Orthodontic expansion methods

Expansion has been used to correct posterior crossbites since 1860, making it one of the oldest means of creating space within the dental arches.

It can be divided into three categories:

  • Slow maxillary expansion (SME) uses lighter forces for a longer period of time to expand the maxillary arch by dentoalveolar changes. Slow expansion has been found to promote greater post-expansion stability, if given an adequate retention period. It delivers a constant physiologic force until the required expansion is obtained. SME produces more stable results when the maxillary arch is expanded slowly at a rate of 0.5-1 mm per week. The most common SME devices used in the UK are the quadhelix and the Damon system
  • Rapid rapid maxillary expansion (RME) involves the separation of midpalatal suture and movement of the maxillary shelves away from each other, producing skeletal expansion. Advocates of rapid maxillary expansion believe that it results in minimum dental movement (tipping) and maximum skeletal movement. An increase in maxillary arch width of up to 10mm can be achieved by RME with a rate of expansion around 0.2-0.5mm per day. RME appliances tend to be be tooth-borne (eg Hyrax appliance) or tooth and tissue borne (eg Haas appliance)
  • Surgically assisted rapid palatal expansion (SARPE) reduces the resistance of the closed midpalatal suture to correct maxillary constriction in skeletally mature adults by surgically separating the maxillary sutures. The following have been reported in the literature as indications for SARPE, all applying to a skeletally mature patient with a constricted maxillary arch. It is recommended for adult patients who require more than 5mm transverse expansion. The rate of expansion produced is in the region of 0.5-1 mm per day.

Non-extraction concerns

Now let’s look at the main concerns with respect to non-extraction expansion treatments:

  • Stability Some worry about a lack of post-treatment stability in non-extraction cases
  • Impaction – Without orthodontic extractions, some claim that there is a greater chance of third molar impaction
  • Dehiscence – Complications of expansion include the risks of creating a dehiscence as a result of overexpansion.  

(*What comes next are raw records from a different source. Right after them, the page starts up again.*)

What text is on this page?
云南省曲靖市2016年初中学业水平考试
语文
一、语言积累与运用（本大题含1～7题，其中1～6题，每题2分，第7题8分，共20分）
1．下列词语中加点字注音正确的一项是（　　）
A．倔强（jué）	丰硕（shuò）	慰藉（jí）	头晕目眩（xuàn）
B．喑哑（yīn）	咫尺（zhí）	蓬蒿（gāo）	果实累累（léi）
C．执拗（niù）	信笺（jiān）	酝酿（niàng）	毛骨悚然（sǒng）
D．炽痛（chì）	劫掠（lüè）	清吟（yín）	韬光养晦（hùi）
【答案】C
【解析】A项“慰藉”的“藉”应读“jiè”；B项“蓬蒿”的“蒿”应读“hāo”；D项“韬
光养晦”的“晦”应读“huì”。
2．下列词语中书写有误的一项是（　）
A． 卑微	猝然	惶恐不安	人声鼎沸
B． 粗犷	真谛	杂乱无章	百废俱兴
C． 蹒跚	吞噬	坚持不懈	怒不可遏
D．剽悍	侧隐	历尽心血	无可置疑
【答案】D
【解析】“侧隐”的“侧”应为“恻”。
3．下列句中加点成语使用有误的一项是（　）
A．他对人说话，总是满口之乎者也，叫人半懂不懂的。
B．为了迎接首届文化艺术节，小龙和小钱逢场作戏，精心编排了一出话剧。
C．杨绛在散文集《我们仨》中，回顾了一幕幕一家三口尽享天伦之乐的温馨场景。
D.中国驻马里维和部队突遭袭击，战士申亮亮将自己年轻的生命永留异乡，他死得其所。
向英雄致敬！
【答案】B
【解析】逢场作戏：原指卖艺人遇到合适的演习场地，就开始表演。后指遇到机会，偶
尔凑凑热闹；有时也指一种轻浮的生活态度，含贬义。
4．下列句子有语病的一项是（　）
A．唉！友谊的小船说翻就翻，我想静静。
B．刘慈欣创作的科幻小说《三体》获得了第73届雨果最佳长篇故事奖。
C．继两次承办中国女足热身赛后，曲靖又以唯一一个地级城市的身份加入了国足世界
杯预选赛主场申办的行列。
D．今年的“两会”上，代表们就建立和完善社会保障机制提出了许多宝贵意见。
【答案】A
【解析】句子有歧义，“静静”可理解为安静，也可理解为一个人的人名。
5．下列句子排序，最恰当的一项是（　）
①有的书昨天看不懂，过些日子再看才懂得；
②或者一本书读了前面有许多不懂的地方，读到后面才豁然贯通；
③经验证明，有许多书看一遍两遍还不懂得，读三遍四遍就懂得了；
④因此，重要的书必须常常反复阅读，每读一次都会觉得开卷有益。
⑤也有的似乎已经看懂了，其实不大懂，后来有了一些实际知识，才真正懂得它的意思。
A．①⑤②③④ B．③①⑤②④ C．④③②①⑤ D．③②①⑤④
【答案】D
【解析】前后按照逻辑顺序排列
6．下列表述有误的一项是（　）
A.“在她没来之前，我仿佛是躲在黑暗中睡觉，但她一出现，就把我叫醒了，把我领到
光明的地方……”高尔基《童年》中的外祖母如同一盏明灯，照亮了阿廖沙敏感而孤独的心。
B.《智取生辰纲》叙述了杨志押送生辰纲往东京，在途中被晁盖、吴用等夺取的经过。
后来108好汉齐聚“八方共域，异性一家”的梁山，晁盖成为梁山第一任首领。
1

Again, the literature offers conflicting opinions with respect to post-expansion stability and impaction, depending on which article you read. Clearly, there is scope for further research here.

As to the risk of dehiscence, planning individual cases carefully should avoid this.

Public perceptions

It is safe to say that there has been a steady reduction in the popularity of orthodontic extractions over time. In my opinion, this is driven not only by the clinical preferences of individual orthodontists, but public opinion regarding extractions.

Patients and parents are often concerned about having teeth removed because they are worried about:

  • Painful extractions
  • Aesthetics of extraction spaces initially
  • Removal of healthy permanent teeth
  • Damage to their facial aesthetics
  • Narrowing of the smile
  • Extraction spaces not closing fully.

These fears have become amplified by ‘horror’ stories shared freely on social media by influencers.

At the risk of sounding my age, the only influence I would like our patients to be under is that of well-informed clinical decisions. 

Considerations

Occasionally, I will implement a ‘therapeutic diagnosis’ for borderline cases who I start non-extraction, with an understanding that extractions may need to be undertaken after initial alignment has taken place. 

But this, of course, comes with increased treatment duration and perhaps round-tripping of teeth, so it must be carefully considered.

Ultimately, the decision of whether to prescribe orthodontic extractions should be made on an individual basis following a thorough assessment of the amount of crowding and space requirements, the size of the overjet, torque requirements and facial aesthetics.